A importância da agricultura familiar no Brasil
Enviada em 25/02/2022
No documentário “Solo Fértil”, da plataforma de streaming Netflix, é mostrado como a agricultura familiar incentiva a policultura e os benefícios dessa prática para a natureza. Em contrapartida, o governo subsidia a monocultura para exportação no Brasil e negligencia a importância do cultivo variado em uma mesma plantação. Por isso, é possível concluir que, ao visar o lucro, o Estado desestimula a cultura familiar e prejudica o meio ambiente e a saúde pública.
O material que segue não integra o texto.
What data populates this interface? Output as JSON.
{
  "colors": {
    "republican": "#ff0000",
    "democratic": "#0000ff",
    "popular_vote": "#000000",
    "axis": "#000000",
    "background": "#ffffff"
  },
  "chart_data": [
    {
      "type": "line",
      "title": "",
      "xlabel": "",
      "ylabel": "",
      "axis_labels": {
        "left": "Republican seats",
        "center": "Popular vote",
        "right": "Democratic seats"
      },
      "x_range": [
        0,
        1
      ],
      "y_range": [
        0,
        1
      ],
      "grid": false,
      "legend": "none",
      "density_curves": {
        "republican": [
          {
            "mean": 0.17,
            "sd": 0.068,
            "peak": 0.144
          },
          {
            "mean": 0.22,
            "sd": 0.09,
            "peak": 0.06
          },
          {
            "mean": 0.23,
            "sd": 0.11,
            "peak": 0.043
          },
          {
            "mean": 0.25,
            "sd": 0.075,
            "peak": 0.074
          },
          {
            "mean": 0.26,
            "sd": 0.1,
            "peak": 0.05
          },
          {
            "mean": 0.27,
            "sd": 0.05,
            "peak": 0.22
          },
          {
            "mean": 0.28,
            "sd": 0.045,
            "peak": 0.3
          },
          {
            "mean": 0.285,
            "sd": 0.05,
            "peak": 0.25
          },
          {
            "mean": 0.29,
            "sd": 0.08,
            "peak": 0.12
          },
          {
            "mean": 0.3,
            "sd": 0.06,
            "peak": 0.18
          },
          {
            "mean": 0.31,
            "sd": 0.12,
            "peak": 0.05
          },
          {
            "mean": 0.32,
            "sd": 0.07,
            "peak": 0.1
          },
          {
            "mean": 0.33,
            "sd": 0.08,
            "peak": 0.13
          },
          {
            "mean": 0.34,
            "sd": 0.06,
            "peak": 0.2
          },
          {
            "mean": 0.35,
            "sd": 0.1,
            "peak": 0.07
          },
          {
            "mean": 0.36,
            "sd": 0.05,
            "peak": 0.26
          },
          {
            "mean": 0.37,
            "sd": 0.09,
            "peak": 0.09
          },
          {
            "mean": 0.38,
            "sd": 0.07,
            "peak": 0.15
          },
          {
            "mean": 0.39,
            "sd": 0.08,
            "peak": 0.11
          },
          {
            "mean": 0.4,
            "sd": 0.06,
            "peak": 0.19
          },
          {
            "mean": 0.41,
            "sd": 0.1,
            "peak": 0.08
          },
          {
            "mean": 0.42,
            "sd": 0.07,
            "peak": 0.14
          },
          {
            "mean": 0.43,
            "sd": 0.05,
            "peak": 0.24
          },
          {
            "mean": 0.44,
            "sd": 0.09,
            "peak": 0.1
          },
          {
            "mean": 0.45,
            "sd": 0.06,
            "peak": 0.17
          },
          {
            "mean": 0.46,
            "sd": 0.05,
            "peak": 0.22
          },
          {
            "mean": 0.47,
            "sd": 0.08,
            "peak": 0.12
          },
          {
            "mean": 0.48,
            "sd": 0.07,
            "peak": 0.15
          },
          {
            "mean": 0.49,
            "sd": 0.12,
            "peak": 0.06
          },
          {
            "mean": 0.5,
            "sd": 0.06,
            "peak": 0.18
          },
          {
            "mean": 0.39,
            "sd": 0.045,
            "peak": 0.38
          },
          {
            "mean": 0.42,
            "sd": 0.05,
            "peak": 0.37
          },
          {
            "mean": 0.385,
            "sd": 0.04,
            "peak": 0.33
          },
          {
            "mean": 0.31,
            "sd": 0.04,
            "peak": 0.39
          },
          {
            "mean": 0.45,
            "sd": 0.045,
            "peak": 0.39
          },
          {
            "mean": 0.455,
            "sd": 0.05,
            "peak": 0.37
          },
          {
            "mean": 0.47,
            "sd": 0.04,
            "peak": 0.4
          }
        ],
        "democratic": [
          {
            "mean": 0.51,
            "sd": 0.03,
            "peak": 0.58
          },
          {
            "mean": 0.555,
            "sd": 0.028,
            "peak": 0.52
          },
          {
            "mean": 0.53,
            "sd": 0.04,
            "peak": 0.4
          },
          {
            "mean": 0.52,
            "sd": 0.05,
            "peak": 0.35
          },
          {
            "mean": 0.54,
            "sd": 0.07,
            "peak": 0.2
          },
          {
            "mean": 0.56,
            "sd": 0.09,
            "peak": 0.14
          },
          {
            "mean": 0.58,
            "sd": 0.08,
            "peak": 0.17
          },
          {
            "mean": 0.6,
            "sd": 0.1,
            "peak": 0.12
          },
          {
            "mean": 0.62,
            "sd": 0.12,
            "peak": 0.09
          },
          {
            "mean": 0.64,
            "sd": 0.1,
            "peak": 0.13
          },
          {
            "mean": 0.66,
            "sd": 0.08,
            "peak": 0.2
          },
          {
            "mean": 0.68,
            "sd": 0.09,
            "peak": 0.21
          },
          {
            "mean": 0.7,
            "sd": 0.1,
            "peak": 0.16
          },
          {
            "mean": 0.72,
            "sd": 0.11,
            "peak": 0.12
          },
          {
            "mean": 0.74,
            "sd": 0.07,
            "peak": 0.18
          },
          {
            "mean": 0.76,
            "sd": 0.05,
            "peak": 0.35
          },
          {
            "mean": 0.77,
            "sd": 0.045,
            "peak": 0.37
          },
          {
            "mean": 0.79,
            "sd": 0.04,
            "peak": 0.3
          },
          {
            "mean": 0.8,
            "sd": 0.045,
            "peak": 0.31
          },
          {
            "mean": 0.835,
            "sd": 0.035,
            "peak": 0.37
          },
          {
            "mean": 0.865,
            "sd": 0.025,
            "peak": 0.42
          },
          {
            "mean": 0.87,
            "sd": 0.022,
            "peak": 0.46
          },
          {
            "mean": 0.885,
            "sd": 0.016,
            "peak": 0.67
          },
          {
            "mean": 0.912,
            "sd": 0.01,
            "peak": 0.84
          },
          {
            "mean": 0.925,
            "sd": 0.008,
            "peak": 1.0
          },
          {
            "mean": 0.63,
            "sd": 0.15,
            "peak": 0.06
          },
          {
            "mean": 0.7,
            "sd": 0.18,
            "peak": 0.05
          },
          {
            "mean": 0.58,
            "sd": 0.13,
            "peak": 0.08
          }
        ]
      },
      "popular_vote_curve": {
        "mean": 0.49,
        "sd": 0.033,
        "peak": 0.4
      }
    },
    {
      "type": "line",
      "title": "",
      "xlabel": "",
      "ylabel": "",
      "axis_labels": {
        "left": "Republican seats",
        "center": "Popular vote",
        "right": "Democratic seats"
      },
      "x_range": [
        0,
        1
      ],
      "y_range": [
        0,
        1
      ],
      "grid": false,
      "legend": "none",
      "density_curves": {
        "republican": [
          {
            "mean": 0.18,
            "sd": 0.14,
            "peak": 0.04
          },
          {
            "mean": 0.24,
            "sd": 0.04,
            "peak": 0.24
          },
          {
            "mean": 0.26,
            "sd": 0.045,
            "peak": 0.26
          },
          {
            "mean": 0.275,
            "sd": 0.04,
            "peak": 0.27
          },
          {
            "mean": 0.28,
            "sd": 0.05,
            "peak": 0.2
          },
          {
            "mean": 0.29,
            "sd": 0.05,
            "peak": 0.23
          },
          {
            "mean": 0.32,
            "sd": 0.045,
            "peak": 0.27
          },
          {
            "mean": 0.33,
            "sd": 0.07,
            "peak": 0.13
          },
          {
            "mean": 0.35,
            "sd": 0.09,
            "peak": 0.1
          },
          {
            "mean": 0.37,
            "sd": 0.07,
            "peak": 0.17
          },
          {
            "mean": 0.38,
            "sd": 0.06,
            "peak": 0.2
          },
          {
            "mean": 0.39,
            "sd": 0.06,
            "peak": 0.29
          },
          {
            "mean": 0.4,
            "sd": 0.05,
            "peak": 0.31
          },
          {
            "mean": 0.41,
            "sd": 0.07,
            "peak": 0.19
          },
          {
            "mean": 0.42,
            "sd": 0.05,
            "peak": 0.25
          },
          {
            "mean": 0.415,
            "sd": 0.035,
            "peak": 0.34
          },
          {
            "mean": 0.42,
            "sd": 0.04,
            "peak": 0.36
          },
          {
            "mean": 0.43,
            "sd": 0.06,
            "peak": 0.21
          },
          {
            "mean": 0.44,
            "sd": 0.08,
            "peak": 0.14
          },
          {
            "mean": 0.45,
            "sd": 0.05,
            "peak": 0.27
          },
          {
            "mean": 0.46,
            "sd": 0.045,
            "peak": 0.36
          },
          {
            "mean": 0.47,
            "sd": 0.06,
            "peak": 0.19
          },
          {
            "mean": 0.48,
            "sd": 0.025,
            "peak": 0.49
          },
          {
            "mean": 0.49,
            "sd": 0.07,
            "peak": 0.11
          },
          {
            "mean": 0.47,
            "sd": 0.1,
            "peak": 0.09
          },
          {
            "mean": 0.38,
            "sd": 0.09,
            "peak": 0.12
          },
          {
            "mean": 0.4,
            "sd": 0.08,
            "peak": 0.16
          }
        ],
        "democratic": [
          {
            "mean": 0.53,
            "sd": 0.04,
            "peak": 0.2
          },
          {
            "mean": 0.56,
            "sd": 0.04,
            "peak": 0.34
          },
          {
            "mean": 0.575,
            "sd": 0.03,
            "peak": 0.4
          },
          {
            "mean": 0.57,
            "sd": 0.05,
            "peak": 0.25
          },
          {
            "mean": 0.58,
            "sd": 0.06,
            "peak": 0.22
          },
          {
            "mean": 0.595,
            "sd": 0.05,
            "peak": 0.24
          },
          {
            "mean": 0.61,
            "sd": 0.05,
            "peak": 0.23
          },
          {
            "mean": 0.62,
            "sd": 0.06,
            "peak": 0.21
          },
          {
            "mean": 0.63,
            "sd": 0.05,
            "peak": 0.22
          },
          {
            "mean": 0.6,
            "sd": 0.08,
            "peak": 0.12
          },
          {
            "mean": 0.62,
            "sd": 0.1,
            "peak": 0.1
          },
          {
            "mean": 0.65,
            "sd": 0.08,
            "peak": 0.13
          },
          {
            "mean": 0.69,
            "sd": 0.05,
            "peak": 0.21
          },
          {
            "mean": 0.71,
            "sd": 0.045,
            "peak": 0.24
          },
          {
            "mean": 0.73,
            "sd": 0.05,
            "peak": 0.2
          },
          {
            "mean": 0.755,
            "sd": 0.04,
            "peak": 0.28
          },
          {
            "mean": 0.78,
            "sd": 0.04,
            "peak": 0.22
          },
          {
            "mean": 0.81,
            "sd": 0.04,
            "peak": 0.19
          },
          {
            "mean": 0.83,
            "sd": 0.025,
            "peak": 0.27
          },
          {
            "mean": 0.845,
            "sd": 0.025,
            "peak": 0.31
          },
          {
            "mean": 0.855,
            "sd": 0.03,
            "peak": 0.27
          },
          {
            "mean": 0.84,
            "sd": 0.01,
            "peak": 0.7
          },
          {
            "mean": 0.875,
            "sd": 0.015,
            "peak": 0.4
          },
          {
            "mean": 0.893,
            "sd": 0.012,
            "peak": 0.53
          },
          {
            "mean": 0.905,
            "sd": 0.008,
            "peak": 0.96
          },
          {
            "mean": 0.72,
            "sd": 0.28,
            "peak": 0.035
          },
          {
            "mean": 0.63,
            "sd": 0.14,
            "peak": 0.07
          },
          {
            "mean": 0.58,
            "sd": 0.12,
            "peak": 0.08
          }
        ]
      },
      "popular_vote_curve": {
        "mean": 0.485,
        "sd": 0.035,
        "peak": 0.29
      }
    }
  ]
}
Nesse contexto, é válido ressaltar que, em um regime capitalista, é comum que a gestão dê preferência para atividades lucrativas no exterior. Em suma, as práticas familiares são de menor porte e voltadas para o mercado interno, enquanto as dos grandes latifundiários são focadas no externo, o que gera mais capital. Assim, o governo investe nessa última forma de agricultura com incentivos fiscais, o que torna a concorrência entre os produtos das duas técnicas desleal, fato apontado pelo documentário de Kip Andersen “Cowspiracy: o segredo da sustentabilidade”.
Dessa forma, a competição insidiosa gerada pelas questões supracitadas acarreta uma sobreposição de uma forma com relação a outra, o que impulsiona problemas com o uso desenfreado de agrotóxicos. Isso acontece porque, como dito nos documentários supracitados, a forma de cultivo monocultora estimula a proliferação de pragas e esgota mais rápido o solo, o que traz à tona a necessidade do uso de agroquímicos nas plantações. Primeiramente, essa ação é paradoxal, pois prejudica a terra para plantio e faz com que a demanda por esses químicos só aumente, o que causa o esgotamento do solo e aumenta o desmatamento para encontrar novas áreas de plantio ainda não esgotadas. Em segunda estância, os alimentos vendidos para a população são contaminados por esse uso descriminado, e isso aumenta os casos de intoxicação e envenenamento ocasionados pela ingestão dessas comidas.
Portanto, cabe ao Ministério do Meio Ambiente minimizar os impactos causados pela negligência do governo. Para isso, precisa criar subsídios que incentivem a policultura e acabar com os incentivos fiscais desenvolvidos para as monoculturas de exportação, por meio da elaboração de uma nova lei. Desse modo, os impactos ambientais serão reduzidos e a saúde dos brasileiros melhorada.